Contemporary philosophical uses of the word “place” often pivot on the distinction between “space” and “place” formalized by geographer-philosopher Yi-fu Tuan, who suggested that places incorporate the experiences and aspirations of a people over the course of their moral and aesthetic engagement with sites and locations. While spaces afford possibilities for different kinds of presence—physical, emotional, cognitive, dramatic, spiritual—places emerge as different ways of being present, fuse over time, and saturate a locale with distinctively collaborative patterns of significance.

This approach to issues of place, however, is emblematic of what Edward S. Casey has argued are convictions about the primacy of absolute space and time that evolved along with the progressive dominance of the scientific imagination and modern imaginations of the universal. The recent reappearance of place in Western philosophy represents a turn away from abstract and a priori reasoning and back toward phenomenal experience and the primacy of embodied and emplaced intelligence. Places are enacted through the sustainably shared practices of mutually-responsive and mutually-vulnerable agents and are as numerous in kind as we are divergent in the patterns of values and intentions.

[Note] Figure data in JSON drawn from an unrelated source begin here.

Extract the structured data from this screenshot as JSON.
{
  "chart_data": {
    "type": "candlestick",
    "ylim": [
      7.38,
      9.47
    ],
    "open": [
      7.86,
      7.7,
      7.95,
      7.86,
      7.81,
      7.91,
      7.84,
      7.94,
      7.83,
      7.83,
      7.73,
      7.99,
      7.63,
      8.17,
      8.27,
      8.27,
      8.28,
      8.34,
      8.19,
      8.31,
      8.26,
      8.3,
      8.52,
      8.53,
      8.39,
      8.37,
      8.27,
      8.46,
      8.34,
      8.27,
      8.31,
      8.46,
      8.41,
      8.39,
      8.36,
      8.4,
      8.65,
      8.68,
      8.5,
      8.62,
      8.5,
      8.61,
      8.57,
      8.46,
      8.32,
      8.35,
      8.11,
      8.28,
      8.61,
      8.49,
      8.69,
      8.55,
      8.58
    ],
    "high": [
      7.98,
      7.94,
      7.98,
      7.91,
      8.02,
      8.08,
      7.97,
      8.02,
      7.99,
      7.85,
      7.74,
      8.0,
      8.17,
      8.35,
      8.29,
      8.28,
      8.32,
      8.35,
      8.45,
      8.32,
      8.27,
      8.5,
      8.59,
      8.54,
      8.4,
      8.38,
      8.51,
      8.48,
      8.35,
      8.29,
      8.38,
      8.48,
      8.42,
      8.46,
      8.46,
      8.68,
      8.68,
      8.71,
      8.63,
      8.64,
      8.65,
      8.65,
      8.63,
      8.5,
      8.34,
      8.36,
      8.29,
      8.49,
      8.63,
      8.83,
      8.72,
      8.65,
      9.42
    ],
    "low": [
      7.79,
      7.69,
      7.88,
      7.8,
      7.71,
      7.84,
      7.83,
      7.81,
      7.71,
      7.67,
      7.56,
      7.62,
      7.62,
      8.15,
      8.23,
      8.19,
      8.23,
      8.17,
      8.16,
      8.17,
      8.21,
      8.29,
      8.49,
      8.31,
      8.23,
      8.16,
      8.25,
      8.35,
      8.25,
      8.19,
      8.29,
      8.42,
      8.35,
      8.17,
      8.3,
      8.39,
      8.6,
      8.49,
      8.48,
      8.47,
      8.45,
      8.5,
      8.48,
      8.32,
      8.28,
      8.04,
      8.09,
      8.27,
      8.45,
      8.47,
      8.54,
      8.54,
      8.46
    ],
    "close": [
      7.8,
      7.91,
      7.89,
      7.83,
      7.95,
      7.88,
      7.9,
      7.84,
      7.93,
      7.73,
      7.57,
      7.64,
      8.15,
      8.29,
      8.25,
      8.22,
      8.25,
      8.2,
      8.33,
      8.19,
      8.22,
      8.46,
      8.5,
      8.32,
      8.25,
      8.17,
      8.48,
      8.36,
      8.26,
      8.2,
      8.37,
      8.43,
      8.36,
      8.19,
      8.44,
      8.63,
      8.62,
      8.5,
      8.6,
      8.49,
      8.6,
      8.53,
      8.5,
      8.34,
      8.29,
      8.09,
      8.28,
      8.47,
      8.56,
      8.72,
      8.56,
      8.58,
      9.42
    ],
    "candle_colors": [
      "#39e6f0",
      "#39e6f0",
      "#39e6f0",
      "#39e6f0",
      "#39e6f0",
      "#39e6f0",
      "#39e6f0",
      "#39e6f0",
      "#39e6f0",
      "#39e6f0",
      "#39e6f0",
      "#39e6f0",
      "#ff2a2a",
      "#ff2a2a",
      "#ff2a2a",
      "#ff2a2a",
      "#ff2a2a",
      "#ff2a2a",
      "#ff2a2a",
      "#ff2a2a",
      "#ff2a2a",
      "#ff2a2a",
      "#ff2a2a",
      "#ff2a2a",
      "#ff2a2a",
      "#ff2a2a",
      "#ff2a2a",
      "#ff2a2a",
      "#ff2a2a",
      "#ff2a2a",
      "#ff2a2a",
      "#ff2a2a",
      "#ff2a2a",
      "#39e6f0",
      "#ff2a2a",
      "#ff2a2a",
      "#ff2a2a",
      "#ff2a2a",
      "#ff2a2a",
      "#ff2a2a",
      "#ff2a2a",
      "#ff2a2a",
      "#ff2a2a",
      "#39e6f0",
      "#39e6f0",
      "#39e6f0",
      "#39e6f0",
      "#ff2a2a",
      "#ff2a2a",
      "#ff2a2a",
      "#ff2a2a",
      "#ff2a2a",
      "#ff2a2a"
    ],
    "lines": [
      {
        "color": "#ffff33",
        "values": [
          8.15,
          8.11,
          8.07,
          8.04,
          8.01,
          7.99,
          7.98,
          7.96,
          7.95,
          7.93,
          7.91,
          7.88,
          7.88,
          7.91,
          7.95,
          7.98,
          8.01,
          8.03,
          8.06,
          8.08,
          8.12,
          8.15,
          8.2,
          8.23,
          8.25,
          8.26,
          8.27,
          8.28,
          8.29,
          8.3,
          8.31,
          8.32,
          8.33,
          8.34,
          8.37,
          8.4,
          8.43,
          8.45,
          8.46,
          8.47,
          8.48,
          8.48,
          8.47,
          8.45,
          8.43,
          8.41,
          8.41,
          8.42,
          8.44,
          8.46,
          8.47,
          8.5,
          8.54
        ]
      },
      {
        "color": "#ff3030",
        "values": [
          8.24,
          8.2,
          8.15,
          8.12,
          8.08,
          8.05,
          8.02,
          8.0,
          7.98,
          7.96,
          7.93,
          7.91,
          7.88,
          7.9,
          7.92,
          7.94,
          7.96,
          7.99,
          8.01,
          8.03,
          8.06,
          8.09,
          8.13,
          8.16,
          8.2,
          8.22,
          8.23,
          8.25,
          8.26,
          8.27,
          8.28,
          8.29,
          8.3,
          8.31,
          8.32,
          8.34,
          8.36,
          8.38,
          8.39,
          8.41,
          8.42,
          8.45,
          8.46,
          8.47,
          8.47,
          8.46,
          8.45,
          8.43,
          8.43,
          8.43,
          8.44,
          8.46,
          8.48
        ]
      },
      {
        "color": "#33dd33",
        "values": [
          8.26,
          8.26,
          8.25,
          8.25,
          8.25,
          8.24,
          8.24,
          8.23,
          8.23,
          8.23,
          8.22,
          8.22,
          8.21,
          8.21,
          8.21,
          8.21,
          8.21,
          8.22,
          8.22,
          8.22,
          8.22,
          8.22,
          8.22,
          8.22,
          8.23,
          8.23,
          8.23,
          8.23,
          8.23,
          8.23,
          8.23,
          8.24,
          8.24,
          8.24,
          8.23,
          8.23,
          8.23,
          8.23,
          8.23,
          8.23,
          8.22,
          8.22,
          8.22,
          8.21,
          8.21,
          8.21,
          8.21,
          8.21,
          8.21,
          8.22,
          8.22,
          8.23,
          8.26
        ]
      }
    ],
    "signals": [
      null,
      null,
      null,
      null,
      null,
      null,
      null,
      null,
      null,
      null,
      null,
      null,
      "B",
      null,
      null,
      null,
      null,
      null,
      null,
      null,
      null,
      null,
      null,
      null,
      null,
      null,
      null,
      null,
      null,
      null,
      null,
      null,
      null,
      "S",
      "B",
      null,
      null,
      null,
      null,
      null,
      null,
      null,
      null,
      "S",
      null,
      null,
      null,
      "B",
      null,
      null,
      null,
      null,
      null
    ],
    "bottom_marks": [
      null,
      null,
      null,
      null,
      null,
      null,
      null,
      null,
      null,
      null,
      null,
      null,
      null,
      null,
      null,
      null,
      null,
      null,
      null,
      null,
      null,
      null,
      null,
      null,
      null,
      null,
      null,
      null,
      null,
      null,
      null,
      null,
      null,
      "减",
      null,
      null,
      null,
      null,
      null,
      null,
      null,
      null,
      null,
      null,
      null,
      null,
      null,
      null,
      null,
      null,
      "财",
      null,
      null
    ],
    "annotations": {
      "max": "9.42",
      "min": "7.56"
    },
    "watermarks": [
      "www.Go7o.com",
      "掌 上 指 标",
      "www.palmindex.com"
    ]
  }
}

The contributors to this volume draw on resources from Asian, European, and North American traditions of thought to engage in intercultural reflection on the significance of place in philosophy and of the place of philosophy itself in the cultural, social, economic, and political domains of contemporary life. The conversation of place that results explores the meaning of intercultural philosophy, the critical interplay of place and personal identity, the meaning of appropriate emplacement, the shared place of politics and religion, and the nature of the emotionally emplaced body.